RMHMC for steady state ODE models

This collection of matlab and octave scripts was used to perform simulations for the publication «Hamiltonian Monte Carlo Methods for Efficient Parameter Estimation in Steady State Dynamical Systems». You should read the publication first. A link will be provided as soon as the manuscriupt becomes available.

We will improve the documentation and hope that this project will mature to an implementation that can be used more easily by everyone.

This project has a github page

How to replicate the results

The reference implementations of RMHMC, HMC and SMMALA require the matlab toolbox SBPOP to be installed.

The steady state adapted algorithms do not integrate the model and do not require this package.

The model files for the steady state adapted algorithms (NR prefix) have been built using octave forge's symbolic package. However, the symbolic calculations required can be done using any other software capable of symbolic calculations.

The models are named MAPK, Mma and Mifa. You will find setup files for each of them (called MAPKsetup.m, MmaSetup.m and MifaSetup.m). These files set variables that are not algorithm specific. But some of the values may impact an algorithm's performance (such as the step size).

If your SBPOP package is installed correctly you should be able to run the procedures called Run_«model»_using_«algorithm».m.

The only files you need to investigate are the setup files. They contain prior setups, step sizes and sample sizes.
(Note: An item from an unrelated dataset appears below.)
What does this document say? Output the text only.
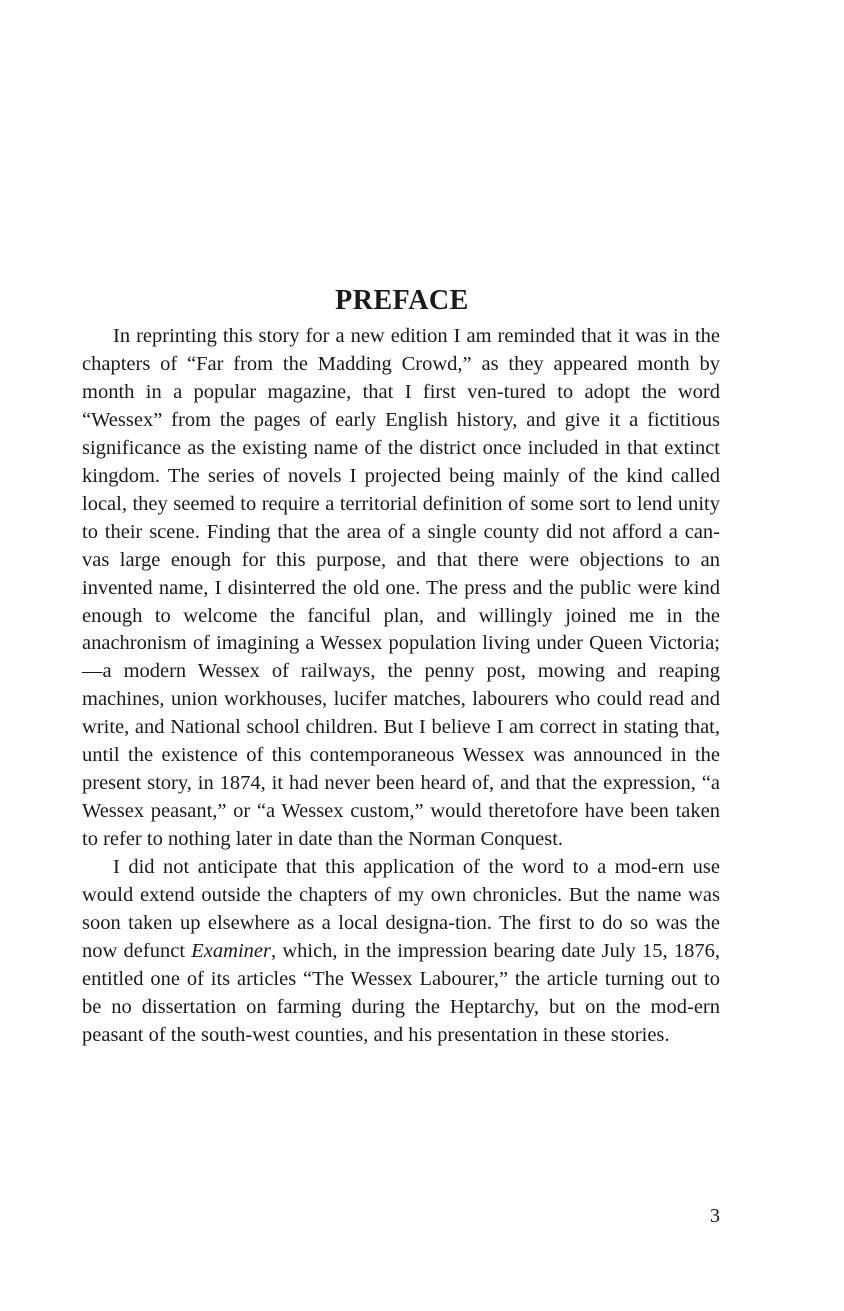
PREFACE

In reprinting this story for a new edition I am reminded that it was in the chapters of “Far from the Madding Crowd,” as they appeared month by month in a popular magazine, that I first ven-tured to adopt the word “Wessex” from the pages of early English history, and give it a fictitious significance as the existing name of the district once included in that extinct kingdom. The series of novels I projected being mainly of the kind called local, they seemed to require a territorial definition of some sort to lend unity to their scene. Finding that the area of a single county did not afford a can-vas large enough for this purpose, and that there were objections to an invented name, I disinterred the old one. The press and the public were kind enough to welcome the fanciful plan, and willingly joined me in the anachronism of imagining a Wessex population living under Queen Victoria;—a modern Wessex of railways, the penny post, mowing and reaping machines, union workhouses, lucifer matches, labourers who could read and write, and National school children. But I believe I am correct in stating that, until the existence of this contemporaneous Wessex was announced in the present story, in 1874, it had never been heard of, and that the expression, “a Wessex peasant,” or “a Wessex custom,” would theretofore have been taken to refer to nothing later in date than the Norman Conquest.

I did not anticipate that this application of the word to a mod-ern use would extend outside the chapters of my own chronicles. But the name was soon taken up elsewhere as a local designa-tion. The first to do so was the now defunct Examiner, which, in the impression bearing date July 15, 1876, entitled one of its articles “The Wessex Labourer,” the article turning out to be no dissertation on farming during the Heptarchy, but on the mod-ern peasant of the south-west counties, and his presentation in these stories.

3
Inspect the simulation results

You have acces to the values of all defined options as used by us during sampling by loading the .mat files in the Results folders and checking the options variable.

How to set up your own example

This is not very convenient yet, since a lot of the model setup is not automated. If you wish to try it out anyway, then inspect the symmodel octave files, e.g. Models/Insulin/Mma_symmodel.m and adjust them to your needs. If you wish you can also inspect the model files themselves, e.g. make_Mma_model.m and produce a similar file for your model using Maple, Maxima, Mathematica or any other symbolic software package.

If you really want to compare performance, you will have to build an SBToolBox2 model file as well. But, keep in mind, that the proposed method (using Newton Raphson and steady state sensitivity analysis) should be strictly superior to the reference implementation in all cases (the drawback beeing the restriction to steady states). So, there is no need to compare RMHMC to the steady state adapted version described in the publication. You will probably want to compare this method to the one you have been using in the past.

Files

All files not mentioned here have been used to process the results and need not necessarily be investigated but are provided nevertheless for the curious.